すると車内でも駅でも、判を押したように同じニュアンスのアナウンスが始まる。しかも毎日のように。
「この電車はただいま3分遅れて運転しております。本日は電車が遅れまして大変申し訳ございません。深くお詫び申し上げます。」などという具合である。言葉がやたらと丁寧である。重々しい。
電車の遅れの原因はさまざまだが、多くは混雑であり、各駅での乗降の時間が数十秒ずつ延びてくると、結果として2分、3分の遅れになる。ちなみに、私の利用する京浜東北線では通勤時間帯には、おおむね3分ごとに電車が来る。後続電車が遅れると、運転間隔の調整で先行列車を意図的に遅らせる処置も取っている。その単位は15秒だ。結果として、事故などで不通にならない限りは、運転間隔が10分以上開くことはまずない。

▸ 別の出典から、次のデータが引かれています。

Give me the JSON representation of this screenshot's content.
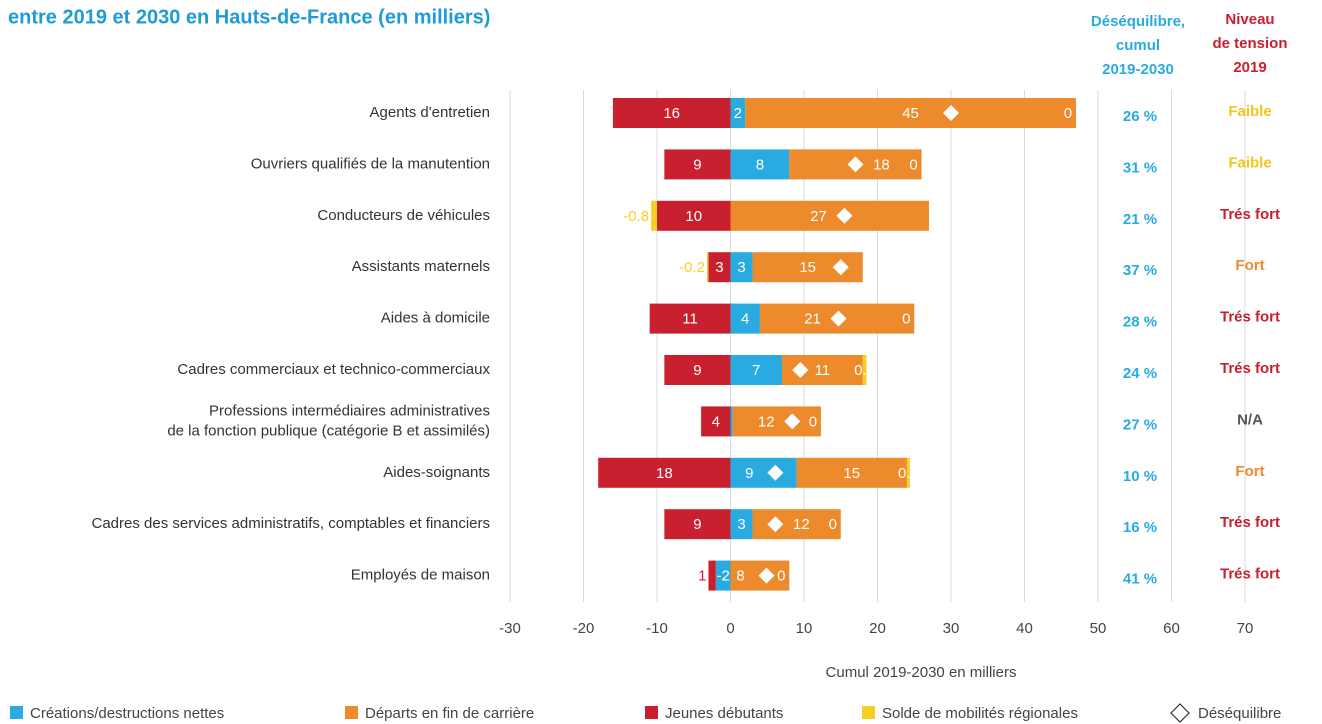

したがって、ある電車が2~3分遅れても、いつもの時刻に駅に行けば遅れて来たその前の電車に乗れるので実質的に被害はない。以前は、列車が遅れると運行速度を上げて遅れを回復する運転をしたらしいのだが、過密ダイヤでは実質的に意味がない。危険も伴うことで、JR西日本の事故以来それもあまりやらなくなったようだ。
さらに、こんなアナウンスもある。
「本日は車内が大変混雑しております。心よりお詫び申し上げます。」
理論的にいえば、電車の遅れによって車内が多少混雑しているだろうことだけである。東京の通勤電車は、普段でもおしくら驕藷ェ状態であり、乗り込めないこともある。だから、よほどの遅れがない限りそれほど差があるわけではない。
電車の遅れや混雑の原因が鉄道会社の過失によるものであれば、謝罪に意味もあるだろう。しかし、乗客の混雑であれば不可抗力だ。まして、強風や人身事故、線路内への立ち入りや乗客同士のトラブルともなれば鉄道会社も被害者である。
首都圏の電車が不通になることはめったにないが、定時に数分遅れることはそれほど珍しいことではない。通勤の度に判で押したような謝罪アナウンスを聞かされると、もう謝罪の意味を感じない。車掌のアナウンスに「本当に悪いと思っているの?」と、皮肉のひとつも感じるのは私の性格がよろしくないからだろうか。
以上のことは、飛行機に乗っても似ている。5分、10分の到着遅れでも同じようなことが、重々しい言葉づかいでアナウンスされる。1時間も遅れれば、乗客のその後の予定も狂うかもしれないが、飛行機という乗り物の性格上、到着の5分や10分は、いや20分や30分は乗客のその後の予定にさほど影響するとも思えない。
これら繰り返される詫びる行為は、必ずしも自らの大罪を謝することではない。毎日に繰り返される詫びは、その言葉が重過ぎる気がしてならない。結果として、詫びの意味が軽くなる。